The political angle matters because calls to 'drill baby drill' and keep pump prices low can conflict directly with the capital discipline that has driven oil major profitability since 2020. A push to ramp production into a softening demand environment could compress realized prices and margins, particularly for pure-play upstream names like COP.
The bull case rests on the fact that neither major is being forced to act yet — these are profit-rich companies with strong balance sheets, and any production ramp takes 12-18+ months to materialize at scale. Shareholder return programs (buybacks, dividends) are well-funded at current strip prices.

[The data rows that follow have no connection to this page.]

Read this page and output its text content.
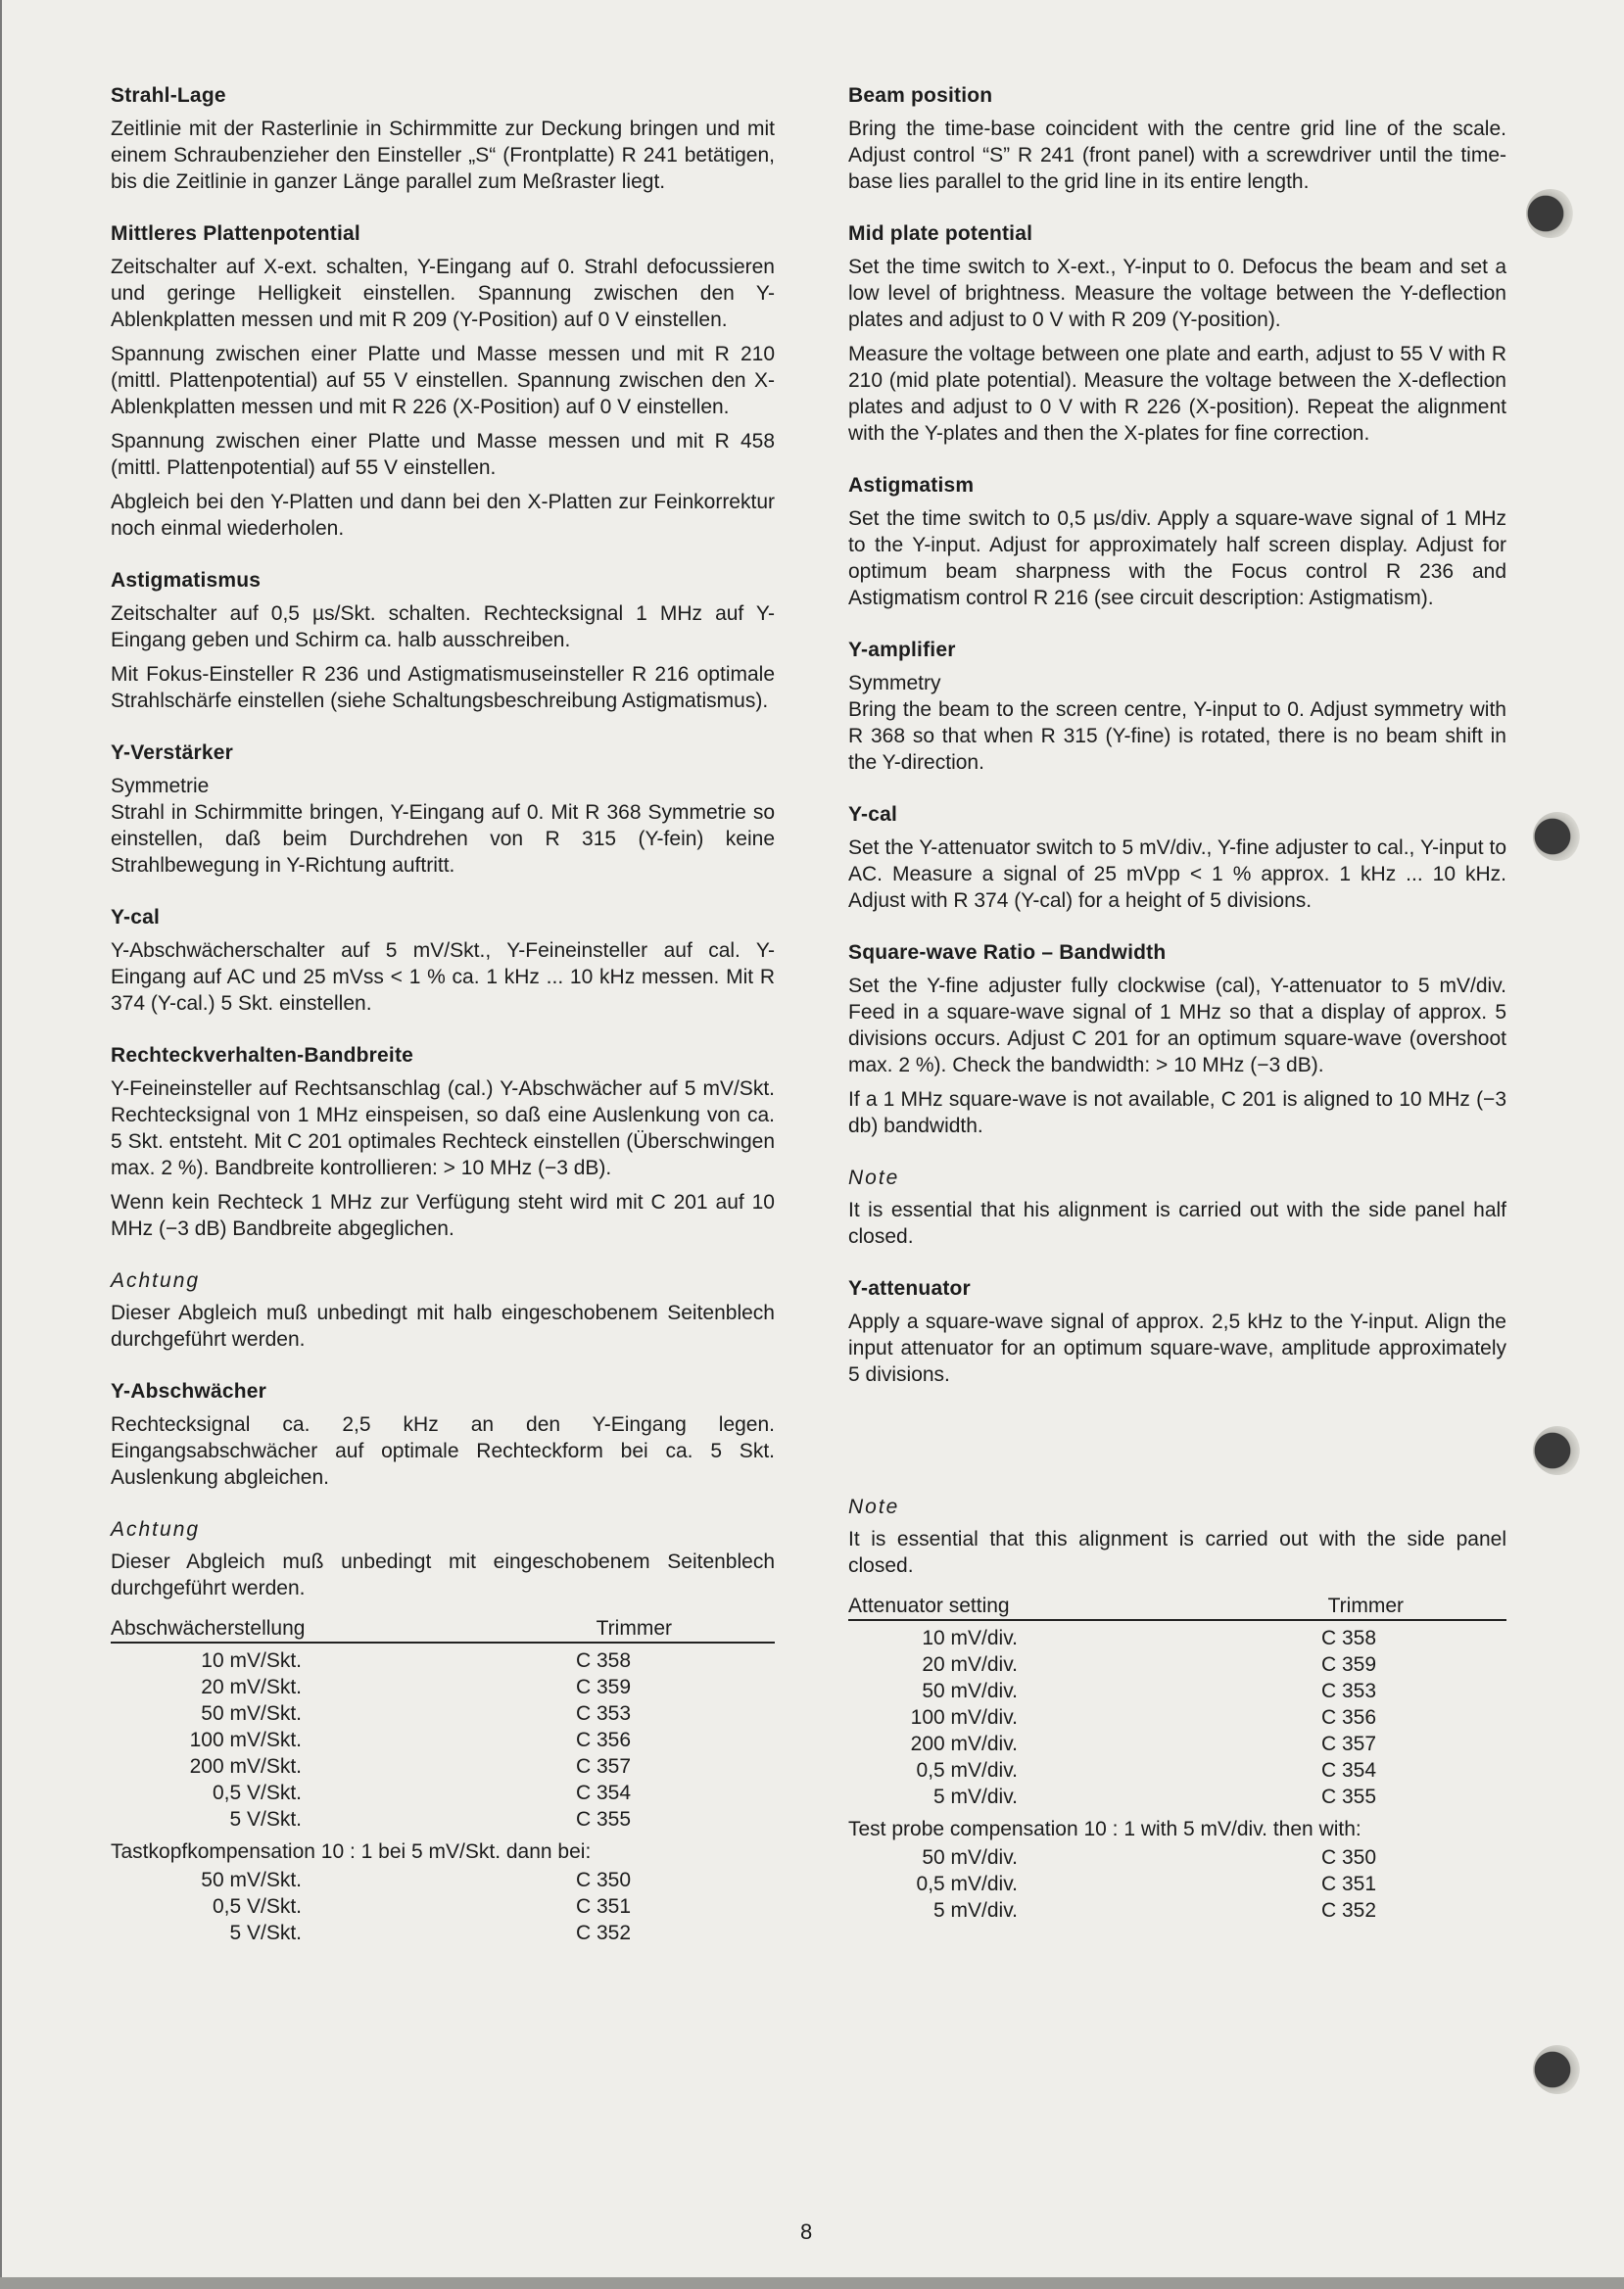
Strahl-Lage

Zeitlinie mit der Rasterlinie in Schirmmitte zur Deckung bringen und mit einem Schraubenzieher den Einsteller „S“ (Frontplatte) R 241 betätigen, bis die Zeitlinie in ganzer Länge parallel zum Meßraster liegt.

Mittleres Plattenpotential

Zeitschalter auf X-ext. schalten, Y-Eingang auf 0. Strahl defocussieren und geringe Helligkeit einstellen. Spannung zwischen den Y-Ablenkplatten messen und mit R 209 (Y-Position) auf 0 V einstellen.

Spannung zwischen einer Platte und Masse messen und mit R 210 (mittl. Plattenpotential) auf 55 V einstellen. Spannung zwischen den X-Ablenkplatten messen und mit R 226 (X-Position) auf 0 V einstellen.

Spannung zwischen einer Platte und Masse messen und mit R 458 (mittl. Plattenpotential) auf 55 V einstellen.

Abgleich bei den Y-Platten und dann bei den X-Platten zur Feinkorrektur noch einmal wiederholen.

Astigmatismus

Zeitschalter auf 0,5 µs/Skt. schalten. Rechtecksignal 1 MHz auf Y-Eingang geben und Schirm ca. halb ausschreiben.

Mit Fokus-Einsteller R 236 und Astigmatismuseinsteller R 216 optimale Strahlschärfe einstellen (siehe Schaltungsbeschreibung Astigmatismus).

Y-Verstärker

Symmetrie

Strahl in Schirmmitte bringen, Y-Eingang auf 0. Mit R 368 Symmetrie so einstellen, daß beim Durchdrehen von R 315 (Y-fein) keine Strahlbewegung in Y-Richtung auftritt.

Y-cal

Y-Abschwächerschalter auf 5 mV/Skt., Y-Feineinsteller auf cal. Y-Eingang auf AC und 25 mVss < 1 % ca. 1 kHz ... 10 kHz messen. Mit R 374 (Y-cal.) 5 Skt. einstellen.

Rechteckverhalten-Bandbreite

Y-Feineinsteller auf Rechtsanschlag (cal.) Y-Abschwächer auf 5 mV/Skt. Rechtecksignal von 1 MHz einspeisen, so daß eine Auslenkung von ca. 5 Skt. entsteht. Mit C 201 optimales Rechteck einstellen (Überschwingen max. 2 %). Bandbreite kontrollieren: > 10 MHz (−3 dB).

Wenn kein Rechteck 1 MHz zur Verfügung steht wird mit C 201 auf 10 MHz (−3 dB) Bandbreite abgeglichen.

Achtung

Dieser Abgleich muß unbedingt mit halb eingeschobenem Seitenblech durchgeführt werden.

Y-Abschwächer

Rechtecksignal ca. 2,5 kHz an den Y-Eingang legen. Eingangsabschwächer auf optimale Rechteckform bei ca. 5 Skt. Auslenkung abgleichen.

Achtung

Dieser Abgleich muß unbedingt mit eingeschobenem Seitenblech durchgeführt werden.

Abschwächerstellung	Trimmer
10 mV/Skt.	C 358
20 mV/Skt.	C 359
50 mV/Skt.	C 353
100 mV/Skt.	C 356
200 mV/Skt.	C 357
0,5 V/Skt.	C 354
5 V/Skt.	C 355
Tastkopfkompensation 10 : 1 bei 5 mV/Skt. dann bei:
50 mV/Skt.	C 350
0,5 V/Skt.	C 351
5 V/Skt.	C 352
Beam position

Bring the time-base coincident with the centre grid line of the scale. Adjust control “S” R 241 (front panel) with a screwdriver until the time-base lies parallel to the grid line in its entire length.

Mid plate potential

Set the time switch to X-ext., Y-input to 0. Defocus the beam and set a low level of brightness. Measure the voltage between the Y-deflection plates and adjust to 0 V with R 209 (Y-position).

Measure the voltage between one plate and earth, adjust to 55 V with R 210 (mid plate potential). Measure the voltage between the X-deflection plates and adjust to 0 V with R 226 (X-position). Repeat the alignment with the Y-plates and then the X-plates for fine correction.

Astigmatism

Set the time switch to 0,5 µs/div. Apply a square-wave signal of 1 MHz to the Y-input. Adjust for approximately half screen display. Adjust for optimum beam sharpness with the Focus control R 236 and Astigmatism control R 216 (see circuit description: Astigmatism).

Y-amplifier

Symmetry

Bring the beam to the screen centre, Y-input to 0. Adjust symmetry with R 368 so that when R 315 (Y-fine) is rotated, there is no beam shift in the Y-direction.

Y-cal

Set the Y-attenuator switch to 5 mV/div., Y-fine adjuster to cal., Y-input to AC. Measure a signal of 25 mVpp < 1 % approx. 1 kHz ... 10 kHz. Adjust with R 374 (Y-cal) for a height of 5 divisions.

Square-wave Ratio – Bandwidth

Set the Y-fine adjuster fully clockwise (cal), Y-attenuator to 5 mV/div. Feed in a square-wave signal of 1 MHz so that a display of approx. 5 divisions occurs. Adjust C 201 for an optimum square-wave (overshoot max. 2 %). Check the bandwidth: > 10 MHz (−3 dB).

If a 1 MHz square-wave is not available, C 201 is aligned to 10 MHz (−3 db) bandwidth.

Note

It is essential that his alignment is carried out with the side panel half closed.

Y-attenuator

Apply a square-wave signal of approx. 2,5 kHz to the Y-input. Align the input attenuator for an optimum square-wave, amplitude approximately 5 divisions.

Note

It is essential that this alignment is carried out with the side panel closed.

Attenuator setting	Trimmer
10 mV/div.	C 358
20 mV/div.	C 359
50 mV/div.	C 353
100 mV/div.	C 356
200 mV/div.	C 357
0,5 mV/div.	C 354
5 mV/div.	C 355
Test probe compensation 10 : 1 with 5 mV/div. then with:
50 mV/div.	C 350
0,5 mV/div.	C 351
5 mV/div.	C 352
8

The bear case is that political pressure is real and accelerating: if the administration uses leasing, permitting, or SPR policy as leverage, it could alter the supply/demand calculus faster than the market prices in. COP's higher revenue growth but thinner-than-expected leverage to prices warrants watching.
The key near-term watch is whether the administration moves from rhetoric to concrete policy — export restrictions, royalty changes, or direct pressure on refining margins — any of which would reprice the sector lower quickly.